I've found this sum:
$$S(n) = \sum_{k=n}^{2n-1} k(-1)^k \sum_{i=k}^{2n-1} {2n \choose i+1} {i \choose n}$$
The inner sum is elliptical iirc, but perhaps the double sum has a nice expression. We can change the order of summation and the expression becomes a tiny bit better to manipulate, but I went straight to try some induction on it. So here is the sequence $S(n)$ as $n$ goes from $1$ to $10$:
$$-1,5,-61,614,-5762, 52093, -460099, 3999356,-34363396, 292676603,...$$
I tried some polynomial interpolations but they didn't stabilize on the values I tried (something like $n=6$). Then I did suppose $S(n) = (-1)^n a^n p(n)$ for $p(n)$ a polynomial and $a=2$ or $a=4$, it also didn't stabilize. I have good reasons to believe
$$S(n) = a \frac{(-1)^n}{n+d} { 4n+b \choose n+c}$$
for some constants $a,b,c$ and $d$ but I'm not sure how to find those constants. Any ideas on how to solve this problem?

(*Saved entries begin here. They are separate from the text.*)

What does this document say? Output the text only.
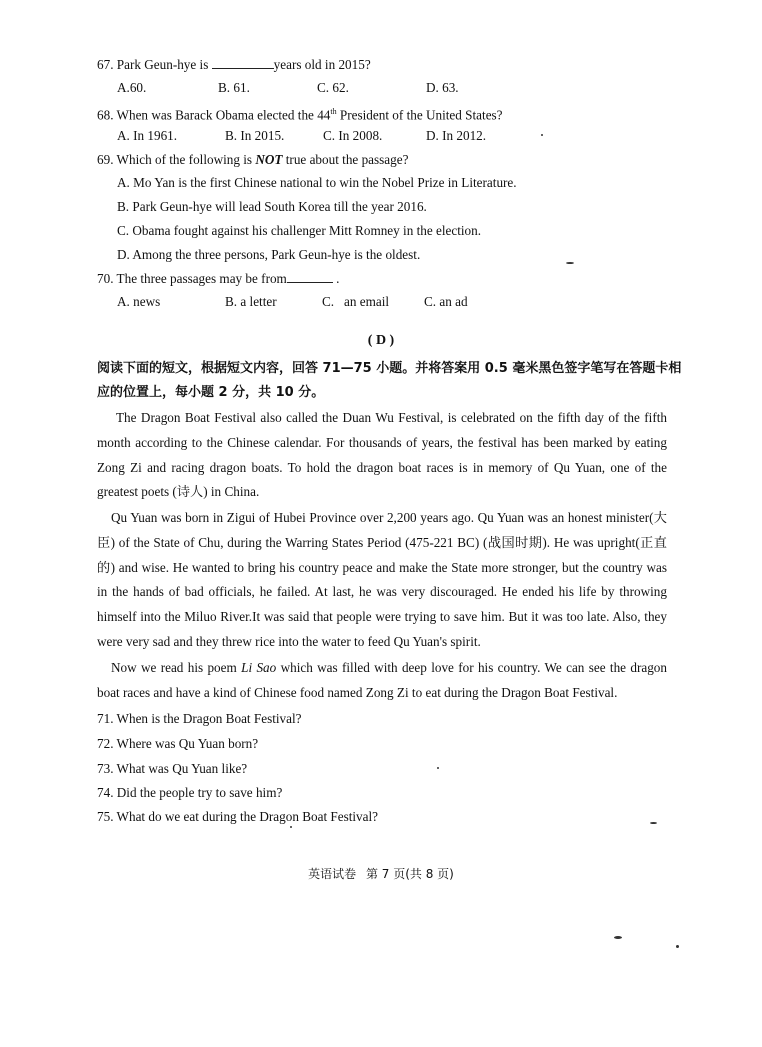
67. Park Geun-hye is	years old in 2015?
A.60.	B. 61.	C. 62.	D. 63.
68. When was Barack Obama elected the 44th President of the United States?
A. In 1961.	B. In 2015.	C. In 2008.	D. In 2012.
69. Which of the following is NOT true about the passage?
A. Mo Yan is the first Chinese national to win the Nobel Prize in Literature.
B. Park Geun-hye will lead South Korea till the year 2016.
C. Obama fought against his challenger Mitt Romney in the election.
D. Among the three persons, Park Geun-hye is the oldest.
70. The three passages may be from	.
A. news	B. a letter	C.   an email	C. an ad
( D )
阅读下面的短文，根据短文内容，回答 71—75 小题。并将答案用 0.5 毫米黑色签字笔写在答题卡相
应的位置上，每小题 2 分，共 10 分。
The Dragon Boat Festival also called the Duan Wu Festival, is celebrated on the fifth day of the fifth month according to the Chinese calendar. For thousands of years, the festival has been marked by eating Zong Zi and racing dragon boats. To hold the dragon boat races is in memory of Qu Yuan, one of the greatest poets (诗人) in China.
Qu Yuan was born in Zigui of Hubei Province over 2,200 years ago. Qu Yuan was an honest minister(大臣) of the State of Chu, during the Warring States Period (475-221 BC) (战国时期). He was upright(正直的) and wise. He wanted to bring his country peace and make the State more stronger, but the country was in the hands of bad officials, he failed. At last, he was very discouraged. He ended his life by throwing himself into the Miluo River.It was said that people were trying to save him. But it was too late. Also, they were very sad and they threw rice into the water to feed Qu Yuan's spirit.
Now we read his poem Li Sao which was filled with deep love for his country. We can see the dragon boat races and have a kind of Chinese food named Zong Zi to eat during the Dragon Boat Festival.
71. When is the Dragon Boat Festival?
72. Where was Qu Yuan born?
73. What was Qu Yuan like?
74. Did the people try to save him?
75. What do we eat during the Dragon Boat Festival?
英语试卷 第 7 页(共 8 页)
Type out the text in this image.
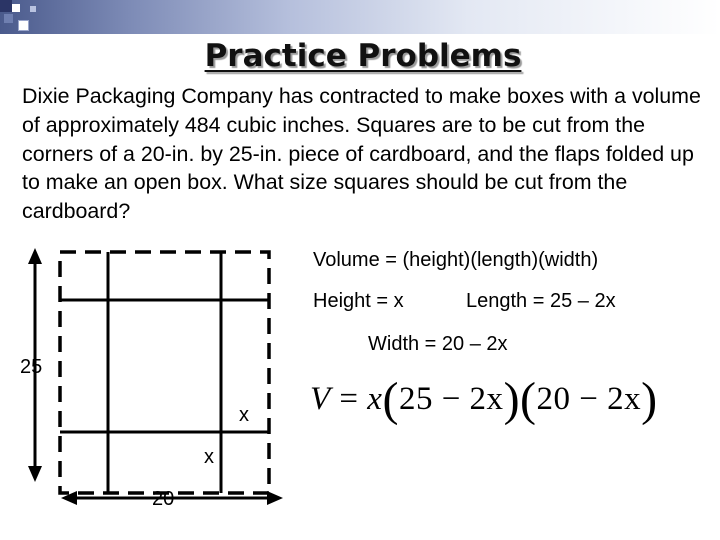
Practice Problems
Dixie Packaging Company has contracted to make boxes with a volume of approximately 484 cubic inches. Squares are to be cut from the corners of a 20-in. by 25-in. piece of cardboard, and the flaps folded up to make an open box. What size squares should be cut from the cardboard?
25
20
x
x
Volume = (height)(length)(width)
Height = x	Length = 25 – 2x
Width = 20 – 2x
V = x(25 − 2x)(20 − 2x)
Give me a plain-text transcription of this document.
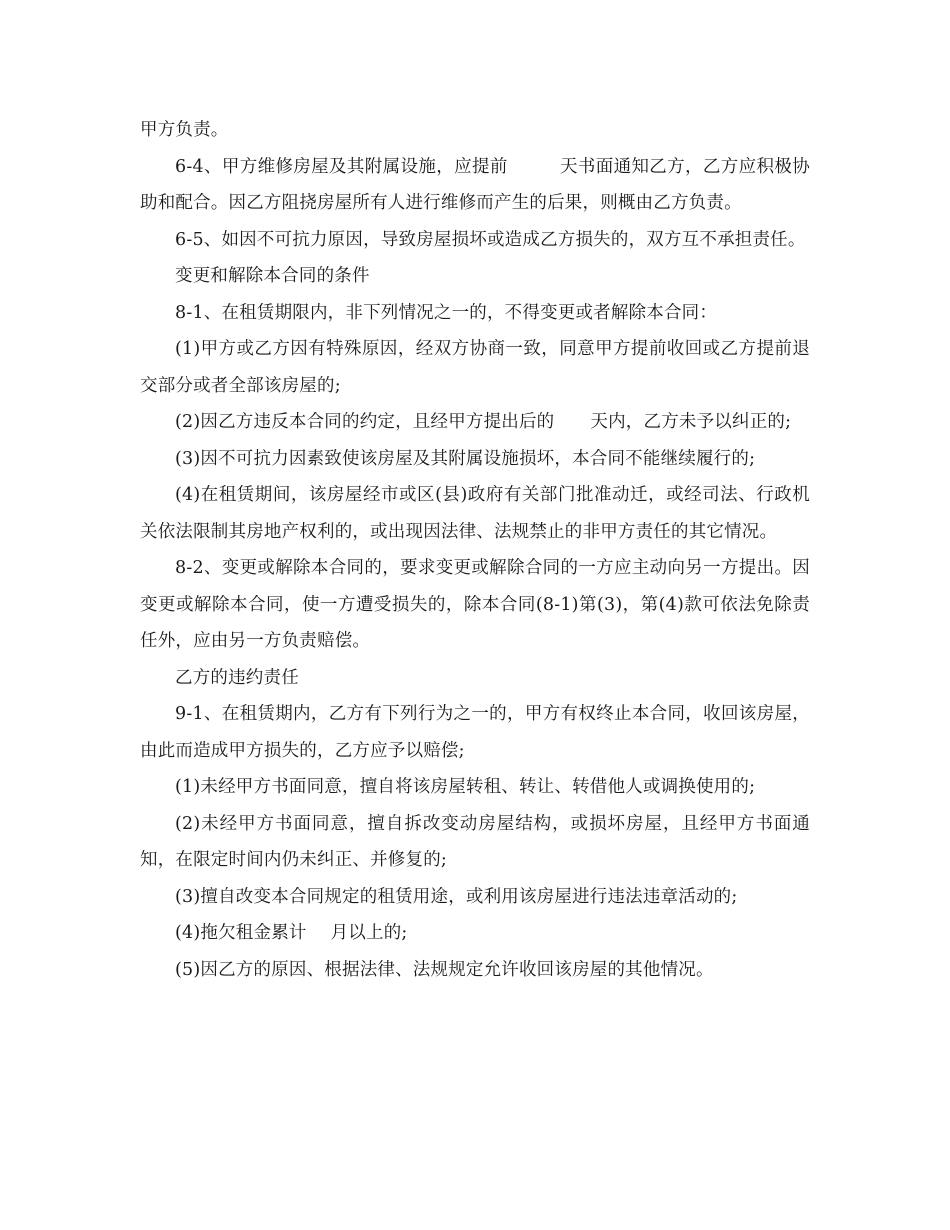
甲方负责。

6-4、甲方维修房屋及其附属设施，应提前	天书面通知乙方，乙方应积极协助和配合。因乙方阻挠房屋所有人进行维修而产生的后果，则概由乙方负责。

6-5、如因不可抗力原因，导致房屋损坏或造成乙方损失的，双方互不承担责任。

变更和解除本合同的条件

8-1、在租赁期限内，非下列情况之一的，不得变更或者解除本合同：

(1)甲方或乙方因有特殊原因，经双方协商一致，同意甲方提前收回或乙方提前退交部分或者全部该房屋的;

(2)因乙方违反本合同的约定，且经甲方提出后的 天内，乙方未予以纠正的;

(3)因不可抗力因素致使该房屋及其附属设施损坏，本合同不能继续履行的;

(4)在租赁期间，该房屋经市或区(县)政府有关部门批准动迁，或经司法、行政机关依法限制其房地产权利的，或出现因法律、法规禁止的非甲方责任的其它情况。

8-2、变更或解除本合同的，要求变更或解除合同的一方应主动向另一方提出。因变更或解除本合同，使一方遭受损失的，除本合同(8-1)第(3)，第(4)款可依法免除责任外，应由另一方负责赔偿。

乙方的违约责任

9-1、在租赁期内，乙方有下列行为之一的，甲方有权终止本合同，收回该房屋，由此而造成甲方损失的，乙方应予以赔偿;

(1)未经甲方书面同意，擅自将该房屋转租、转让、转借他人或调换使用的;

(2)未经甲方书面同意，擅自拆改变动房屋结构，或损坏房屋，且经甲方书面通知，在限定时间内仍未纠正、并修复的;

(3)擅自改变本合同规定的租赁用途，或利用该房屋进行违法违章活动的;

(4)拖欠租金累计 月以上的;

(5)因乙方的原因、根据法律、法规规定允许收回该房屋的其他情况。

EDIT: I made a Python program that verifies those constants and I got nothing for each on the interval $[0,19]$, perhaps $S(n) = \mathcal{o}((\frac{256}{27})^n\frac1{n \sqrt n})$, indeed $\frac1n{4n \choose n}$ begin dominating a bit after $n=40$
EDIT2: changing order of summation: $$n \le k \le i \le 2n-1 \implies S(n) = \sum_{i=n}^{2n-1} \sum_{k=n}^i {2n \choose i+1} {i \choose n}k(-1)^k = \\ = \sum_{i=n}^{2n-1} {2n \choose i+1} {i \choose n} \sum_{k=n}^i (-1)^k k = \frac14 \sum_{i=n}^{2n-1} {2n \choose i+1} {i \choose n}[(-1)^i(2i+1) + (-1)^n(2n-1)] $$
EDIT3: apparently we have an hypergeometric function:
$$_2F_1(1-n,n+1;n+2;-1) = - \frac{(n+1)!}{2(2n+1)!}f^{(n)}(0), f(z) = (1-z)^{-n}(1+z)^{2n+1}$$
EDIT4: By "closed form" I mean a finite expression of few terms which involves only adition, multiplication, potentiation, rational roots, factorials, combinations, floors functions of integers related to $n$. Not involving any explicit algorithm $\mathcal O(n)$ in the final result nor any function not expressed above.